How do you deal with identically named, non-key columns when joining data.tables? I am looking for a solution to table.field
notation in SQL.
For instance, lets' say I have a table DT that is repopulated with new data for column v
every time period. I also have a table DT_HIST that stores entries from previous time periods (t
).
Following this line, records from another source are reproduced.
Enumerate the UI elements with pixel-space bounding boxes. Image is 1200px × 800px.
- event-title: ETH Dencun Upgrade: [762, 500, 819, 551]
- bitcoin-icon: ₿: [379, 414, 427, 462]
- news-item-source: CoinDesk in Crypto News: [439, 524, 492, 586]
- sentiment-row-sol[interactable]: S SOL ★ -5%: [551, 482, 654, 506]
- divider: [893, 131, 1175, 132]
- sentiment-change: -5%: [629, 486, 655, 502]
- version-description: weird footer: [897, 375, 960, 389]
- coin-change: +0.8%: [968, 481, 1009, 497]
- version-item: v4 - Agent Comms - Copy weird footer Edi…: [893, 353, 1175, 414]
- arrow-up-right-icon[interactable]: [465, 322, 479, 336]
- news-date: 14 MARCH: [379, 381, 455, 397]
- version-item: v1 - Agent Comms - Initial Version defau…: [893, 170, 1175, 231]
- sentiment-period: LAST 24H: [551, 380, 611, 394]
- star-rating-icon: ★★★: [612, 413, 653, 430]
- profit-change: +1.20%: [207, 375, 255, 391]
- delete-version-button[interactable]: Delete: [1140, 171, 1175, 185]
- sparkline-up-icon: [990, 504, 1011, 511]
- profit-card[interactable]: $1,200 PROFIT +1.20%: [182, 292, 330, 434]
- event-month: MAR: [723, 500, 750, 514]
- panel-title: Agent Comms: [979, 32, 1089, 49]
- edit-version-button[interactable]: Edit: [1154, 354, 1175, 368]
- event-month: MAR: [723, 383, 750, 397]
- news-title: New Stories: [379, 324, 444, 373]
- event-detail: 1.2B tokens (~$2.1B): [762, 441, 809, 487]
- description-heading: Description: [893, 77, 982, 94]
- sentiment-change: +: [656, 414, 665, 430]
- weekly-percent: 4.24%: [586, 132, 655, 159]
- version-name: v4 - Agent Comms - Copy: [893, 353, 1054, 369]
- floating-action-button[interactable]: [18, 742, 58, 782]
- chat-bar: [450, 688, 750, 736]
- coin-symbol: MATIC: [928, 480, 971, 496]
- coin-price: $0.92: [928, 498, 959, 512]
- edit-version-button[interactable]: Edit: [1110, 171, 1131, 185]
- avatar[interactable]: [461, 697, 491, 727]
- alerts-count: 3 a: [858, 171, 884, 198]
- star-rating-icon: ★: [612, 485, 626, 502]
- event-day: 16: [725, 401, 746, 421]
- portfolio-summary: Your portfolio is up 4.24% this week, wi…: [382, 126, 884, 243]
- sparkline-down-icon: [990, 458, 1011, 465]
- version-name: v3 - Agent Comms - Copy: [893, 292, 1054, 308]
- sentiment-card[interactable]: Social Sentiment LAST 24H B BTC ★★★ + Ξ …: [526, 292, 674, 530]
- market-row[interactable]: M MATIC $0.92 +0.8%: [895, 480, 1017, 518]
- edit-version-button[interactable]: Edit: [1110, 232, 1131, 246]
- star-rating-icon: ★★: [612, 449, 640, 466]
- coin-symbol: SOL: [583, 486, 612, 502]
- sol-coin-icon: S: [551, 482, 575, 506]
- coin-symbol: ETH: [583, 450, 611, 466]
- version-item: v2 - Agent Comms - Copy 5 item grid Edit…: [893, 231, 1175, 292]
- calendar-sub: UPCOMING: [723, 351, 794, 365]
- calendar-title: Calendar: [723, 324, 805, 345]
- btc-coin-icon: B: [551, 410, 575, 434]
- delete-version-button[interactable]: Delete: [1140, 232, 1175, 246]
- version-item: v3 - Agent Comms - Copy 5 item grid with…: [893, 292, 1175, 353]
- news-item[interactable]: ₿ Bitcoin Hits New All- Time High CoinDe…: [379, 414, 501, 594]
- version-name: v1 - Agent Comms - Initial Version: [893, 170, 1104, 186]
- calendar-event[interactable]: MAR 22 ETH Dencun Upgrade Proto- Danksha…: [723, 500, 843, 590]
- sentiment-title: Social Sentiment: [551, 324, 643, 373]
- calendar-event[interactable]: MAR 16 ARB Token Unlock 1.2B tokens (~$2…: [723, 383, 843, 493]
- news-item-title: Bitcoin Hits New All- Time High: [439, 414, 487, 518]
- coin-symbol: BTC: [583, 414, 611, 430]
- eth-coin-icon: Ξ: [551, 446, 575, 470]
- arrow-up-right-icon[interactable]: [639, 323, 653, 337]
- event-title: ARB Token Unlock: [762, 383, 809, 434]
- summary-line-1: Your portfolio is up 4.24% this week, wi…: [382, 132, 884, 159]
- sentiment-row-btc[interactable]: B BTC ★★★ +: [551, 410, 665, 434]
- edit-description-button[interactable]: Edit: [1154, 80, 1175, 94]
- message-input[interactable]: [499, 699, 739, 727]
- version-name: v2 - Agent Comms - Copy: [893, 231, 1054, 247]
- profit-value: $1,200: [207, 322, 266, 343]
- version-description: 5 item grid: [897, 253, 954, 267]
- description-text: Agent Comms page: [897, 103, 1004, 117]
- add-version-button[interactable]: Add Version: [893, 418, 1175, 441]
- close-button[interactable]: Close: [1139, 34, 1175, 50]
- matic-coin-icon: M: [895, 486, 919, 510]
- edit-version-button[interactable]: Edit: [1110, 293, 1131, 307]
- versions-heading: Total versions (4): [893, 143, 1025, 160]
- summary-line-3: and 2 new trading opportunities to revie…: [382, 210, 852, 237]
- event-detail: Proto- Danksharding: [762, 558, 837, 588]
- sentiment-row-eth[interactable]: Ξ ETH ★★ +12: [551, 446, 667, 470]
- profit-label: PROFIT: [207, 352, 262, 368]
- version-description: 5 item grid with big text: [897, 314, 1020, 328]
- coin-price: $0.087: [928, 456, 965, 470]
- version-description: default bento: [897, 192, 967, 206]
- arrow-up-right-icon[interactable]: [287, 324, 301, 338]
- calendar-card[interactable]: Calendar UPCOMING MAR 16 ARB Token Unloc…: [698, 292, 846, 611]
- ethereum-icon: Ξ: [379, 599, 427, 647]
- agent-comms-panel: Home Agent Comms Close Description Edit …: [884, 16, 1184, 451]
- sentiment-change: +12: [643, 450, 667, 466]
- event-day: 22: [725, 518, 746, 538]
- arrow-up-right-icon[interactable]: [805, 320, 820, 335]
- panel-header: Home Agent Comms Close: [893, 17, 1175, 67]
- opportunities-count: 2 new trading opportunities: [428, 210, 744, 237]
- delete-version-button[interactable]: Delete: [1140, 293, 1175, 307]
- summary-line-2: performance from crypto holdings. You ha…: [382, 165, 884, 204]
I want to find the difference between the current and previous time period for each x
In this case: DT is time period 3, and DT_HIST has time periods 1 and 2:
DT <- data.table(x=c(1,2,3,4),v=c(20,20,35,30))
setkey(DT,x)
DT_HIST <- data.table(x=rep(seq(1,4,1),2),v=c(40,40,40,40,30,25,45,40),t=c(rep(1,4),rep(2,4)))
setkey(DT_HIST,x)
> DT
x v
1: 1 20
2: 2 20
3: 3 35
4: 4 30
> DT_HIST
x v t
1: 1 40 1
2: 1 30 2
3: 2 40 1
4: 2 25 2
5: 3 40 1
6: 3 45 2
7: 4 40 1
8: 4 40 2
I would like to join DT
with DT_HIST[t==1,]
on x
and calculate the difference in v
.
Just joining the tables results in columns v
and v.1
.
> DT[DT_HIST[t==2],]
x v v.1 t
1: 1 20 30 2
2: 2 20 25 2
3: 3 35 45 2
4: 4 30 40 2
However, I can't find a way to refer to the different v
columns when doing the join.
> DT[DT_HIST[t==2],list(delta=v-v.1)]
Error in `[.data.table`(DT, DT_HIST[t == 2], list(delta = v - v.1)) :
object 'v.1' not found
> DT[DT_HIST[t==2],list(delta=v-v)]
x delta
1: 1 0
2: 2 0
3: 3 0
4: 4 0
If this is a duplicate, I apologize. I searched and couldn't find a similar question.
Also, I realize that I can simply rename the columns after joining and then run my desired expression, but I want to know if I'm doing this in the completely wrong way.